Tam otuz üç yıl o kanlı gözyaşlarıyla,
acıları ve sıkıntıları, usançları ve korkularıyla,
amaçları ve yıkımları, barışları ve savaşlarıyla.
bir sel gibi akmış otuz üç yıl tam,
akmış böyle baştan kara, öyle oluruna...
Yazsın bunu altın kalemiyle bizim tarih baba!
(...)
Tevfik Fikret kendi portresini "Fikri hür, irfanı hür, vicdanı hür bir şairim" dizesiyle çizmiştir. Tevfik Fikret’e ve yapıtlarına bu dizenin ışığında bakmak gerekir. O, yirmi birinci yüzyılın aydınına nasıl koşulabileceğini gösteren bir sanatçıdır. Ona göre aydın dik durur, yalvarmaz, yalpalamaz, el avuç ovuşturmaz. "Hak bellediğin yola yalnız gideceksin" dizesi en başta Tevfik Fikret’in sonra gerçek aydınların pusulası olmuştur.
Yaşamı ile sanatı iç içe bir şair
Mustafa Kemal Atatürk, Cumhuriyetimizin temelinde harcı olan bu çok yönlü şairimiz, düşünürümüz Tevfik Fikret için, "Ben inkılap ruhunu ondan aldım" demiştir. Tevfik Fikret bilinen ilk şiirini, on altı yaşında Sultani öğrencisiyken yazmıştır.
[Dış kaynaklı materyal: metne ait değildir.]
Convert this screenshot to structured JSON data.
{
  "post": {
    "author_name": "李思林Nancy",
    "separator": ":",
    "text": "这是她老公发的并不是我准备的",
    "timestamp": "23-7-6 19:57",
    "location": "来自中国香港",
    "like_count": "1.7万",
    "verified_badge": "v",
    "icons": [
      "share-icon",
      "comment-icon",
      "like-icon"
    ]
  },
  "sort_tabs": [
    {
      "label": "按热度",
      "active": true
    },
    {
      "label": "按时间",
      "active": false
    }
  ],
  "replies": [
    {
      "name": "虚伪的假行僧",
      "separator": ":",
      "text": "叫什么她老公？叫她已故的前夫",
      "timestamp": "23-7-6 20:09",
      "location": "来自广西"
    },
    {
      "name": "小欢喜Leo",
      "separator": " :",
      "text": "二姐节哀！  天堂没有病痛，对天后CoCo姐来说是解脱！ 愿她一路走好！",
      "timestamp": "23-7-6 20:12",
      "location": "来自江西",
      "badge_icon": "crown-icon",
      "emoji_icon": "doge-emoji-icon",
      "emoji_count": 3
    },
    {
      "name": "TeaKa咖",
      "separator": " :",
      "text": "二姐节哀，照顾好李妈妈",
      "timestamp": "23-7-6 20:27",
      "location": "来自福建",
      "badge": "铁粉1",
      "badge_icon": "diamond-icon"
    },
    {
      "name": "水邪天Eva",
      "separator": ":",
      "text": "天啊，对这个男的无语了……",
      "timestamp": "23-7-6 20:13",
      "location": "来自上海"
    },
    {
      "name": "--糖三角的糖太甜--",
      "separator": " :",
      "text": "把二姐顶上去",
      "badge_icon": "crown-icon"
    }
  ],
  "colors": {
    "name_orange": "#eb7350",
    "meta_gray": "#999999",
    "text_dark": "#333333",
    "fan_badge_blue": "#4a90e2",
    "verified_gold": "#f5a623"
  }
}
Tevfik Fikret, 24 Aralık 1867’de İstanbul’da dünyaya gelmiştir. 19 Ağustos 1015’te aynı kentte yaşama veda etmiştir. Çocukken annesini kaybetmiş ve babası da yıllarca sürgünde kalmıştır. Bu iki büyük yıkım onu derinden etkilemiştir. Ortaöğrenimini önce Mahmudiye Rüştiyesinde sonra da Galatasaray Sultanisi’nde yapmıştır. Burada Recaizade Mahmut Ekrem’in öğrencisi olmuştur. 1888’de Galatasaray’ı bitirdikten sonra Hariciye Nezareti İstişare Odası’nda (Dış İşleri Bakanlığı Enformasyon Dairesi) kâtip olarak göreve başlamıştır. Duyarlı şair, buradaki görevinden -yeterince çalışmadan para aldığı gerekçesiyle- ayrılır. Bu etik davranışı yaşamının çeşitli dönemlerinde tekrarlanır.
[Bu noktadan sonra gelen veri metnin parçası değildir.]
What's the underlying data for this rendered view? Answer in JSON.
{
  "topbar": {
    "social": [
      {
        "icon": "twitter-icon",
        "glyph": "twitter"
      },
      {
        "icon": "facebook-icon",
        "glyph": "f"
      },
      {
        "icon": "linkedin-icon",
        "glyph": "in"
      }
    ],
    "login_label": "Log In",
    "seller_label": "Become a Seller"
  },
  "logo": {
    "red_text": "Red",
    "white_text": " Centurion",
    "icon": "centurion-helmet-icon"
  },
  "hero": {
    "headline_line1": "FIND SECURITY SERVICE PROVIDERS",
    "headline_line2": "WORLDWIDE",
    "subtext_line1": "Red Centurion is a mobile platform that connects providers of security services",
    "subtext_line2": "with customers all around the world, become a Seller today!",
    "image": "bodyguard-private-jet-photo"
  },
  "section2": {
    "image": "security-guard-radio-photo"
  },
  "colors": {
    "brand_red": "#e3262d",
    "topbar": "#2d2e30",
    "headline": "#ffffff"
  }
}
Tevfik Fikret, 1891’de Mirsad dergisinin açtığı şiir yarışmasında birinci olur ve edebiyat çevrelerinin dikkatini çeker. 1892’de Galatasaray Sultanisinin ilk bölümüne Türkçe öğretmeni olarak atanır. 1894’te Hüseyin Kâzım Kadri ve Ekrem Bolayır ile birlikte Malûmat dergisini çıkartırlar. 1895’te Hükûmet, bütçede kısıntı yapma gerekçesiyle memur maaşlarının yüzde onunu keser. Buna tepki gösteren Tevfik Fikret Galatasaray’daki görevinden istifa eder ve inzivaya çekilir.
SERVET-İ FÜNUN DÖNEMİ
1896’da, eski öğretmeni Recaizade Mahmut Ekrem’in önerisiyle Servet-i Fünun dergisinin yazı işleri müdürlüğüne getirilir. Aynı yıl, Robert Kolej’e Türkçe öğretmeni olarak atanır. Bu yıllarda Abdülhamit yönetiminin aydınlar üzerindeki baskıları giderek yoğunlaşmıştır. Sansür ve jurnalcilik yaygındır. Nitekim, Tevfik Fikret’in bir dost toplantısında okuduğu ve II. Abdülhamit’i eleştiren bir şiiri yüzünden gözaltına alınır, soruşturma açılır ve evi aranır. Soruşturma yoluyla bir şey elde edilemeyince başka yöntemlere başvurulur; Robert Kolej’deki bir çaya karısıyla katılması eleştirilir ve hakkında yine soruşturma açılır, gözaltına alınır. Üst üste haksız uygulamalar, şairdeki "inziva" düşüncesini pekiştirecektir. O, Servet-i Fünun’daki arkadaşlarıyla her zaman birlikte, barış içinde yaşama ve sıla özlemi çekmiştir ama bunu asla gerçekleştirememiştir. Bir süre sonra Servet-i Fünuncular arasında görüş ayrılıkları başlar. Bazı arkadaşları dergiden ayrılır, Fikret de dergi sahibi ile anlaşamayarak yazı işleri yönetmenliğinden ayrılır.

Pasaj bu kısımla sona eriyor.